An interesting thread, to be sure. I'll throw in my perspective: WN's beat SO's except for ease of field fitup and sometimes the thought that SO's can be "hydrotested" without putting water in the pipe.
I've worked with some folks who prefer SO's for field welds since the cavity in between welds can be drilled and tapped and pressurized to "hydrotest" the welds. The state of stress may be completely different, but yes, the "hydro" may detect a gross flaw in the welding. On the other hand, since the pressure is on "the other side" the pressure may put a crack into compression and not show the flaw. A SO is definitely easier to fit up to existing piping, no argument there. Perhaps "most" vessel fabricators will use SO flanges as their standard approach when they are not prohibited since they are cheaper and the fabricator will not have to deal with the problems later anyway. I don't recall ever accepting a vessel with SO flanges, much less specifying one. Much of the time in California, by the way.

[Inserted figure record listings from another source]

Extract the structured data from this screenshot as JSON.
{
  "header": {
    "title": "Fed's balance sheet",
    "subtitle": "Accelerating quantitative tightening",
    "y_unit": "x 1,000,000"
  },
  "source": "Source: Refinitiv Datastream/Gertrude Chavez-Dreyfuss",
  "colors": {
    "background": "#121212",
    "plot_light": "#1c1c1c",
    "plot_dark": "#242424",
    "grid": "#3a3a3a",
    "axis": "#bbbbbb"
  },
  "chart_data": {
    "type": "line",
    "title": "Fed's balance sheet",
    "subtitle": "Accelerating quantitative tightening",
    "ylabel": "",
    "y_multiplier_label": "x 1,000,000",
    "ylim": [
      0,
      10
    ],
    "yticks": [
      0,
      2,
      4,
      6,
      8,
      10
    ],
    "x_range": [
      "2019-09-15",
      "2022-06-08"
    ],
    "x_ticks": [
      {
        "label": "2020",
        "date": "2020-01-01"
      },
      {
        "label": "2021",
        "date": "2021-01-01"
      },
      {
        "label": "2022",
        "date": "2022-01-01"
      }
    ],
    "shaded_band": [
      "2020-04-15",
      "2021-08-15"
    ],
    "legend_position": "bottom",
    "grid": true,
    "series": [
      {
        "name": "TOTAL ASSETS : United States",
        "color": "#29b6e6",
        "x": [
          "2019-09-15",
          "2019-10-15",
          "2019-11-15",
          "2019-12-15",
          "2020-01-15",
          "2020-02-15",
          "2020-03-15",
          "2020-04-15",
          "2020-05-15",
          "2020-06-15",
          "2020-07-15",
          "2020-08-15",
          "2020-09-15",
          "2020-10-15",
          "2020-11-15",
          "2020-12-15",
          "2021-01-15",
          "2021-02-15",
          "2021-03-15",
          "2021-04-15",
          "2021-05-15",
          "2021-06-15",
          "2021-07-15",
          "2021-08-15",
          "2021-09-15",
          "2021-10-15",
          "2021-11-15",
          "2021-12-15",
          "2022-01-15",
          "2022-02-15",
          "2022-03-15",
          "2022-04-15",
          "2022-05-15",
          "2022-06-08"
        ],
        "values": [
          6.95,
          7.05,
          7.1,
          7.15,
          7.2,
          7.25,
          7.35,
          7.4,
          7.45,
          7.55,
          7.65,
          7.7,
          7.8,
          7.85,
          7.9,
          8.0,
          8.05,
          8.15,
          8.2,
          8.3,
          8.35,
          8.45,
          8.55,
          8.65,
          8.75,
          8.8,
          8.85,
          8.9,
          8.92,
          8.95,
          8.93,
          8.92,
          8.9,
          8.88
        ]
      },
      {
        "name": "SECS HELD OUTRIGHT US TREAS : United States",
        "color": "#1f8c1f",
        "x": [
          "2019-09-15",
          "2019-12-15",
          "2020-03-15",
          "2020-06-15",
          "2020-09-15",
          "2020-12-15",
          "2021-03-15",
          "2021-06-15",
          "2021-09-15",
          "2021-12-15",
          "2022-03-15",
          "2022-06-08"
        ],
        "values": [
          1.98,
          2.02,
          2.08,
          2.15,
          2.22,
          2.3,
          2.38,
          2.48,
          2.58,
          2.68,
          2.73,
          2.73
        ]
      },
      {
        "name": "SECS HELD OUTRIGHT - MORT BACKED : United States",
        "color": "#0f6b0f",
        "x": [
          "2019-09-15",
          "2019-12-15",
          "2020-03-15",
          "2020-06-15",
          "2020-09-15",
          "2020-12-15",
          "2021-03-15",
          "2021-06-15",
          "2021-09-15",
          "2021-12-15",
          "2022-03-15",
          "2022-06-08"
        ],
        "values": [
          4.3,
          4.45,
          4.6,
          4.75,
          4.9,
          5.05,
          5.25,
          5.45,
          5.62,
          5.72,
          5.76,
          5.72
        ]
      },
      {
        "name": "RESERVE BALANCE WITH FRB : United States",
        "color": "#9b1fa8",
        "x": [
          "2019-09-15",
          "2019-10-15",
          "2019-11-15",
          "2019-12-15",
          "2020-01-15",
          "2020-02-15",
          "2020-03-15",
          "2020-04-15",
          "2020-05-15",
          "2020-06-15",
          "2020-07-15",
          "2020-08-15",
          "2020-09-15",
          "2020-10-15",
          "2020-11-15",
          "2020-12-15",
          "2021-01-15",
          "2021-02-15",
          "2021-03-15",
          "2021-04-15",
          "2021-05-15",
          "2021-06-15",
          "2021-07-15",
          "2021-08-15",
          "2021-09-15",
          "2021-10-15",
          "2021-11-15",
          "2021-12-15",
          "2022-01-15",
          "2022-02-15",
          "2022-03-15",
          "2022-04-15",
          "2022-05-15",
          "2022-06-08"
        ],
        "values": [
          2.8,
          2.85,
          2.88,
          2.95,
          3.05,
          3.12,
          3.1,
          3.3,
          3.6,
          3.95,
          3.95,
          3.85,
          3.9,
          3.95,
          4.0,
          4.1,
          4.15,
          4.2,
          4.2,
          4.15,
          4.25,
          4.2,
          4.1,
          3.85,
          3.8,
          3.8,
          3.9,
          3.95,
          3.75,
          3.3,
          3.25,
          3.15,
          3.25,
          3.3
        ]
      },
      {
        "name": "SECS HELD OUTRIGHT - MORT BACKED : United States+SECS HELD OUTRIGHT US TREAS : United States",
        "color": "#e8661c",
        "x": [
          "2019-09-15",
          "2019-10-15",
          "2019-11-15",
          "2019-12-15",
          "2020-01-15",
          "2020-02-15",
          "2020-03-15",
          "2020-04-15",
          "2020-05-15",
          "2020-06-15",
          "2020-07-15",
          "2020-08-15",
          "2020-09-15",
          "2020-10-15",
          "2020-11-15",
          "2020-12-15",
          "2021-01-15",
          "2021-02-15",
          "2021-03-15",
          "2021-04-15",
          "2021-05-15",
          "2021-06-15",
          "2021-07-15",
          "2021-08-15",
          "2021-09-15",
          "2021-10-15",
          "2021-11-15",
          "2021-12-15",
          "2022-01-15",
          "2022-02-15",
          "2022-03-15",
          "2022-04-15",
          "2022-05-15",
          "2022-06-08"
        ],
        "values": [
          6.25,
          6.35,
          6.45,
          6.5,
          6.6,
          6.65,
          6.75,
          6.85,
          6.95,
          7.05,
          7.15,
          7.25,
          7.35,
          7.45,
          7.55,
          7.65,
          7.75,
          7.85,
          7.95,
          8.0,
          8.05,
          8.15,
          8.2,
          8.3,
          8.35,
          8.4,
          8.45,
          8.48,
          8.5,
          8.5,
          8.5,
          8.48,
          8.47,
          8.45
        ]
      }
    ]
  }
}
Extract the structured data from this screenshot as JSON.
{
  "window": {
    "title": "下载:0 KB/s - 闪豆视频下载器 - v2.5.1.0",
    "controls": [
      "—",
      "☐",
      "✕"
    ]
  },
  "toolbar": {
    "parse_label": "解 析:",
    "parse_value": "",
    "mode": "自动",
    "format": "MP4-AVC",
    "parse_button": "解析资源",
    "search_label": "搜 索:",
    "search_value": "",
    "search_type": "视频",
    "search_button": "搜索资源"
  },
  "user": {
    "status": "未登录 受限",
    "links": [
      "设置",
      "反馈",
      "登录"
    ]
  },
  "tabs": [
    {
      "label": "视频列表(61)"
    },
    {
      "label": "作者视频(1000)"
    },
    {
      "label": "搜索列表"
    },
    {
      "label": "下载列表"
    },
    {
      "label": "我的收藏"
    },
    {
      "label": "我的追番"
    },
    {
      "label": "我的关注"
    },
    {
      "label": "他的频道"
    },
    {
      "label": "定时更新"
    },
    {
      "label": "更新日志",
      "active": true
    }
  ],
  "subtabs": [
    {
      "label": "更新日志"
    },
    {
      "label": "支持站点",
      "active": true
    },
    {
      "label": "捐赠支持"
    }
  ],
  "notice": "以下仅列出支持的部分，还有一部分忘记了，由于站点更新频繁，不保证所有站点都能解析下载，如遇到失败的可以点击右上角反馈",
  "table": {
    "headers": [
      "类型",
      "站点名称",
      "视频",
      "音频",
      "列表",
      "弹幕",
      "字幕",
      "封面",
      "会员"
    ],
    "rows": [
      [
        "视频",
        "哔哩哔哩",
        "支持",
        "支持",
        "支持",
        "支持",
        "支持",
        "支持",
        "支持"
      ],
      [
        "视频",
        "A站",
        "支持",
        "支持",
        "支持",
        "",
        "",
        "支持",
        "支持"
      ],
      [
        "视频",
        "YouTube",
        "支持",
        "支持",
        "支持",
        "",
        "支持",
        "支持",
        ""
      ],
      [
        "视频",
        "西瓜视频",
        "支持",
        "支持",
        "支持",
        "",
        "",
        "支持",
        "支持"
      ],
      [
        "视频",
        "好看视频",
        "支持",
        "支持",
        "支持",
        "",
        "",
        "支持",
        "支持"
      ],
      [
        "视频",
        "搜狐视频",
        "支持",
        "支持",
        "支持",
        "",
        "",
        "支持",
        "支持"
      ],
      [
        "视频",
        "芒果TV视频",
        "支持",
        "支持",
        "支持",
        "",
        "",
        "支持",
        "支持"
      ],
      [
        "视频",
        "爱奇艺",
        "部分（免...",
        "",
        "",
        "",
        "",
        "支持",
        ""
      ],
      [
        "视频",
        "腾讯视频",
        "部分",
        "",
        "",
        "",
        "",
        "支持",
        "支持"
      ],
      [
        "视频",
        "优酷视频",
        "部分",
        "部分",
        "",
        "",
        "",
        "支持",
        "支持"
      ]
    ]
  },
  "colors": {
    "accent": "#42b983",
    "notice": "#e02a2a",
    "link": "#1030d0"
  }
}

Last time I checked, we don't use SW couplings often in refineries and upstream piping. Most of the time when I have seen pipes welded to pipes it is with a full pen butt weld. Same with vessel shell courses and head to shell joints. Makes one think there may be a reason. Makes one think maybe a butt welded pipe to flange joint might be more reliable. From a fatigue perspective, a butt weld vs two fillet welds is no contest. The fillet welds have a fatigue factor of as much as four applied to them when assessing them for fatigue life. Also consider thermal shock issues. Butt welds will simply handle the shock better than one fillet weld "fighting" the other in a SO.
So, in general, and in particular for high pressure steam, there is no way I'd support SO flanges when WN are a reasonable option. How many responders here have actually walked past a high pressure steam leak? Low pressure is one thing, pressures requiring ASME B16.5 CL-1500 are a totally different, and much scarier leak. Much harder to put a temporary patch on also. When the consequence of failure go from "annoyance" to "likely injury or fatality", the "cheaper and easier to fit up" arguments tend to wither.
Some will agree with me; some will disagree. That's ok. An open dialogue / vigorous discussion can be very enlightening.